Anne Webers „Roman in Streifzügen“ ist ein Bekenntnis zu den Schattenseiten, eine Vergewisserung des Andersartigen, eine Annäherung an eine fremde Welt. Es gibt diese Ausblendungen urbaner Tatsachen überall. Zu hoffen ist, dass das Café Le Montjoie von Rachid nicht zu einem Hotspot alternativer Reiserouten durch das unentdeckte Paris wird. Zu hoffen ist, dass Paris nach den Olympischen Spielen gewonnen hat. Nicht das Paris der Boulevards, sondern das Paris der Banlieues. Jene Orte, die sich mehr und mehr den Zugriffen eines Rechtsstaats entziehen, in denen die Gewalt alles frisst und sich Generationen der Hoffnungslosigkeit ergeben. „Bannmeilen“ ist ein Mahnmal, ein mutiges Buch, das einem beschämt zurücklässt.

Die fünfköpfige Jury des Solothurner Literaturpreises ehrt die deutsche Autorin Anne Weber für ihr Gesamtwerk. Der Preis ist mit 15’000 CHF dotiert und wird zum 31. Mal verliehen.

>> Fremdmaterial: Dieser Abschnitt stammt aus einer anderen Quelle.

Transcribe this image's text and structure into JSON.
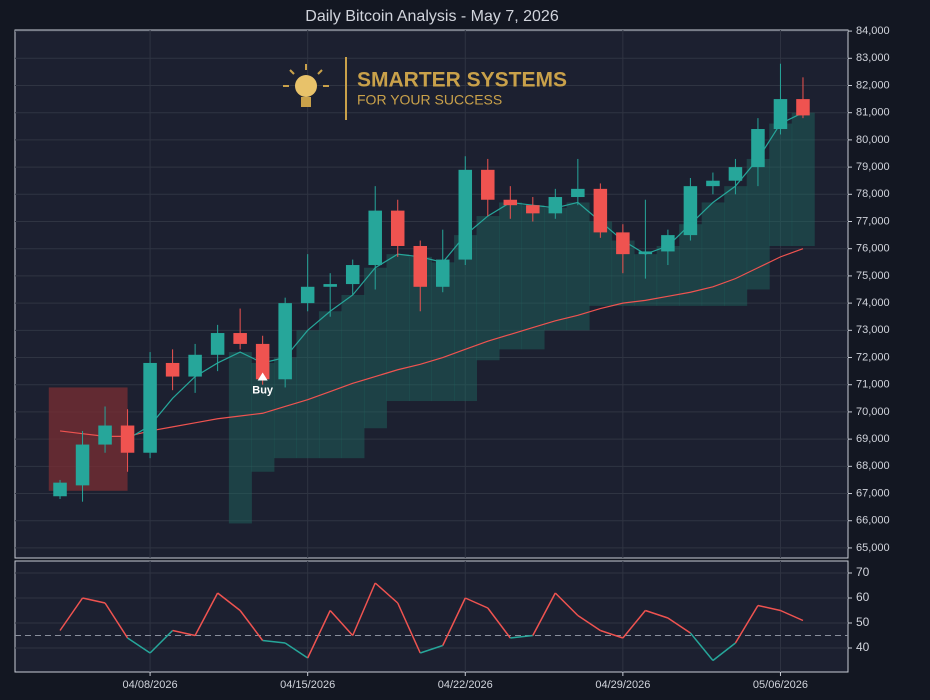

In der Begründung der Jury zum Solothurner Literaturpreis heisst es: «Ob historischer Stoff, politisches Verhängnis oder gescheiterte Liebesgeschichte: Anne Weber stellt sich mit jedem Buch einer neuen Herausforderung. Kühn setzt sie ihre Position als Autorin aufs Spiel und lotet die Beziehung von Fiktion und Leben neu aus, wobei sie darauf bedacht ist, ihrem Lesepublikum eine Rolle der aktiven Teilnahme zu gewähren. Anne Weber wird für ein schriftstellerisches Werk von formaler und thematischer Vielseitigkeit und Experimentierfreude ausgezeichnet, das vom Essay über den Roman bis zum Epos reicht.»

Anne Weber, 1964 in Offenbach geboren, lebt seit 1983 als freie Autorin und Übersetzerin in Paris. Sie hat sowohl aus dem Deutschen ins Französische übersetzt (u. a. Sibylle Lewitscharoff, Wilhelm Genazino) als auch umgekehrt (Pierre Michon, Marguerite Duras). Ihre eigenen Bücher schreibt sie sowohl in deutscher als auch in französischer Sprache. Ihre Werke wurden u. a. mit dem Heimito von Doderer-Literaturpreis, dem 3sat-Preis, dem Kranichsteiner Literaturpreis, dem Johann-Heinrich-Voß-Preis und dem Solothurner Literaturpreis 2024 ausgezeichnet. Für ihr Buch «Annette, ein Heldinnenepos» wurde Anne Weber mit dem Deutschen Buchpreis 2020 ausgezeichnet.